Let the positions at which charges are placed be in the units of meters.
Let r_13be the distance between the charges q_1 and q_3.
From figure
r_13=1-(-2)=1+2=3m
Let r_23be the distance between the charges q_2 and q_3.
From figure
r_23=9-1=8m
Let F_13 be the force due to charge q_1 on the charge q_3
F_13=(kq_1q_3)/r_13^2=(9*10^9*(6)(1))/3^2=6*10^9N
This force is repulsive and is towards charge q_2.
Let F_23 be the force due to charge q_2 on the charge q_3
F_23=(kq_2q_3)/r_23^2=(9*10^9*(4)(1))/8^2=0.5625*10^9N
This force is attractive and is towards charge q_2.

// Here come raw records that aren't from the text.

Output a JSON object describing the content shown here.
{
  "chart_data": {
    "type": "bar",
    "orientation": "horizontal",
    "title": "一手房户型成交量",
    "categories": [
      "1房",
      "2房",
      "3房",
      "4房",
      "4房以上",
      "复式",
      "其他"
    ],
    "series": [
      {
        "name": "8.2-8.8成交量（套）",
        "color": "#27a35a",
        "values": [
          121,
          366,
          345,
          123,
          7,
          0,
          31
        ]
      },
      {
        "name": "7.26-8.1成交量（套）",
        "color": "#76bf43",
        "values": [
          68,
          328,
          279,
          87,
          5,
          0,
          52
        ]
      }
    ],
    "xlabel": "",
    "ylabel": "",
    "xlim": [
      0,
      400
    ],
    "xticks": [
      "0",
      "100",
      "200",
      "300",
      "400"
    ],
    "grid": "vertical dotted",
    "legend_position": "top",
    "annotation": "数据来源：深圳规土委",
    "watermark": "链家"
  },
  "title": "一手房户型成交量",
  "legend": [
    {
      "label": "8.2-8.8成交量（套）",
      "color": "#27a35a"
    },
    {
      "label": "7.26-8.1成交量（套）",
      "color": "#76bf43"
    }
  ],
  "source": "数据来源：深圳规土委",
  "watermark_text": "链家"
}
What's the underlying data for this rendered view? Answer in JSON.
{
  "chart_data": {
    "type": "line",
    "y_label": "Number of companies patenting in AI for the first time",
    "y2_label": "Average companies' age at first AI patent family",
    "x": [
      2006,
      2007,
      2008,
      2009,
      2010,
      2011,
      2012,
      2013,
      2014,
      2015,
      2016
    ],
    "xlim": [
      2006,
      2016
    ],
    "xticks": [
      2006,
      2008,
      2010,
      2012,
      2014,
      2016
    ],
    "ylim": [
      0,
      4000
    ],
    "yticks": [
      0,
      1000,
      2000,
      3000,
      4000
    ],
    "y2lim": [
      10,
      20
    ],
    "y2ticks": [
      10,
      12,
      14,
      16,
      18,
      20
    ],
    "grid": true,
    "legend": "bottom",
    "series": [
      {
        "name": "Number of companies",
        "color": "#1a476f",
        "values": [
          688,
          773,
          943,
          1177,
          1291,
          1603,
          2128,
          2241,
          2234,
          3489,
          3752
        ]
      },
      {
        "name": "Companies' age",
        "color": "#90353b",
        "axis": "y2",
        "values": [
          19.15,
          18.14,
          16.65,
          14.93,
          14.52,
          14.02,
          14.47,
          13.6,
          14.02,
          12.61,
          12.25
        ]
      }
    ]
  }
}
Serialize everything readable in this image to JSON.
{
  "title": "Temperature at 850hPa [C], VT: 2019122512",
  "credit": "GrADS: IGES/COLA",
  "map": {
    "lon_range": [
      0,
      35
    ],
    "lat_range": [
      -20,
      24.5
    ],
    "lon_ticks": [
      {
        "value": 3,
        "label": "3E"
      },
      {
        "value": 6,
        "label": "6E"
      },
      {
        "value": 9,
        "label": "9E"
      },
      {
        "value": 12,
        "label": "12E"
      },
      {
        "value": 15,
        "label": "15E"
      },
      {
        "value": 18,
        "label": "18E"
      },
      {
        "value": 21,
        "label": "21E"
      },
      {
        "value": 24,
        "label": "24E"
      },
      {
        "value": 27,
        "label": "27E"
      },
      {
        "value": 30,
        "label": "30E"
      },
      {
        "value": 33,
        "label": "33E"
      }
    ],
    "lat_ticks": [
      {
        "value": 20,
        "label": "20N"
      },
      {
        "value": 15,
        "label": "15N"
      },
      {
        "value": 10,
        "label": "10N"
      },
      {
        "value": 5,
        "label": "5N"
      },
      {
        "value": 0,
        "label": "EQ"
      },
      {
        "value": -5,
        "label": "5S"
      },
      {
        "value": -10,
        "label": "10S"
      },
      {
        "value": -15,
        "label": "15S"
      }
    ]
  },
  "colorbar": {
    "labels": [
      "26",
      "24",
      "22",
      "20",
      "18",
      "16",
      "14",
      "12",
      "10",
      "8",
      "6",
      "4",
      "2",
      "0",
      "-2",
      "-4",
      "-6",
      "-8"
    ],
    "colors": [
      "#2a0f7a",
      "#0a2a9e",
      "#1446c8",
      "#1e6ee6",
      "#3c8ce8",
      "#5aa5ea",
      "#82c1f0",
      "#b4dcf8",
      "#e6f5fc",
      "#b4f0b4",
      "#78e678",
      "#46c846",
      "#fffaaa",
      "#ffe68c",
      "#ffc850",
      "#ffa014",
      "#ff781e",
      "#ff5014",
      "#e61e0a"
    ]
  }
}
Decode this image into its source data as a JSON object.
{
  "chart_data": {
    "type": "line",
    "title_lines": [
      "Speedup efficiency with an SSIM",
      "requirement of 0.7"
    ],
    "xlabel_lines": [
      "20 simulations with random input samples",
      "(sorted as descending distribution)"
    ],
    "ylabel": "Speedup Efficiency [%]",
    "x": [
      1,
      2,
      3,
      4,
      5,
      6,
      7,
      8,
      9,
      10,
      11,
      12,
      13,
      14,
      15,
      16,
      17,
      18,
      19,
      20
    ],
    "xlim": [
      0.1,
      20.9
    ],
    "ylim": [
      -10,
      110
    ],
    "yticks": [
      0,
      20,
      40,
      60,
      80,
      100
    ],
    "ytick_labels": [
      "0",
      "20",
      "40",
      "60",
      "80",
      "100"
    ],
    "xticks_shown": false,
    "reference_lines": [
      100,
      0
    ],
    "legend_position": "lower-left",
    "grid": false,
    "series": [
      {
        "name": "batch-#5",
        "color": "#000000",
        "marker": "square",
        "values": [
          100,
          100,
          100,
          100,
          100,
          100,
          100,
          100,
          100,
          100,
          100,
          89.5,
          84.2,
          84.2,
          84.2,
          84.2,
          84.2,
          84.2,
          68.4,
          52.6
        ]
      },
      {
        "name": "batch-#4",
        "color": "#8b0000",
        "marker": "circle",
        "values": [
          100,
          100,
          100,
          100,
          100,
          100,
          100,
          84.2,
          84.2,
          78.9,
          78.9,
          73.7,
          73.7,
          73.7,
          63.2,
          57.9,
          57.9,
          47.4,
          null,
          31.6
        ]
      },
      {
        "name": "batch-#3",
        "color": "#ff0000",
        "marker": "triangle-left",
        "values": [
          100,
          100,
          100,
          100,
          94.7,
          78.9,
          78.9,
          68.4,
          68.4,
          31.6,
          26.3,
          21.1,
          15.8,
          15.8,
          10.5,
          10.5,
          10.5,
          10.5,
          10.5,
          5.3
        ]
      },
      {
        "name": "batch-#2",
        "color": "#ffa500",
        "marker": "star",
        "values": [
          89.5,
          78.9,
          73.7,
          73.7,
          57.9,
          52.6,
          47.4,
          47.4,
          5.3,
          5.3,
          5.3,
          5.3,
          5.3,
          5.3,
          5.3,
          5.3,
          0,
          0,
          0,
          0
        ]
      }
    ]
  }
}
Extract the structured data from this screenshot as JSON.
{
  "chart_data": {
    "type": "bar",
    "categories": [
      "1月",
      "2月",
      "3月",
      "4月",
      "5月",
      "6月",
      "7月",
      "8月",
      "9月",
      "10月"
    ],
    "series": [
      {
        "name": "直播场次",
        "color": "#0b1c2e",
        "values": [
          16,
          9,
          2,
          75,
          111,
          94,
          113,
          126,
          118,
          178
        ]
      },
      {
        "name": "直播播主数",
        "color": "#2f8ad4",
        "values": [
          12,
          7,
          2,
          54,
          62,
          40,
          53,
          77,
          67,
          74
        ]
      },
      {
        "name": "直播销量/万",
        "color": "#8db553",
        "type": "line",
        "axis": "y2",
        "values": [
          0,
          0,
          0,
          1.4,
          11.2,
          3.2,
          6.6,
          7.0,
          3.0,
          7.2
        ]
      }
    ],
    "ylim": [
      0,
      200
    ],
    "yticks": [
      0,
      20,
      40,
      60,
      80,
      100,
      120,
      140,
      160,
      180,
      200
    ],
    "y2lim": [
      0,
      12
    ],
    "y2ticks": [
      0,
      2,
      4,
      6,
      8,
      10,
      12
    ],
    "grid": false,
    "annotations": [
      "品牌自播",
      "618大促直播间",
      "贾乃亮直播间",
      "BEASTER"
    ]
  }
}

The total force or net force on charge q_3 is the sum of above two forces.
Since the above two forces F_13 and F_23 are in same direction therefore they can be added directly.
Let F_3 be the total force on the charge q_3.
implies F_3=F_13+F_23=6*10^9+0.5625*10^9=6.5625*10^9N
implies F_3=6.5625*10^9N
Since F_13 and F_23 are toward the charge q_2 therefore the force F_3 is also toward the charge q_2.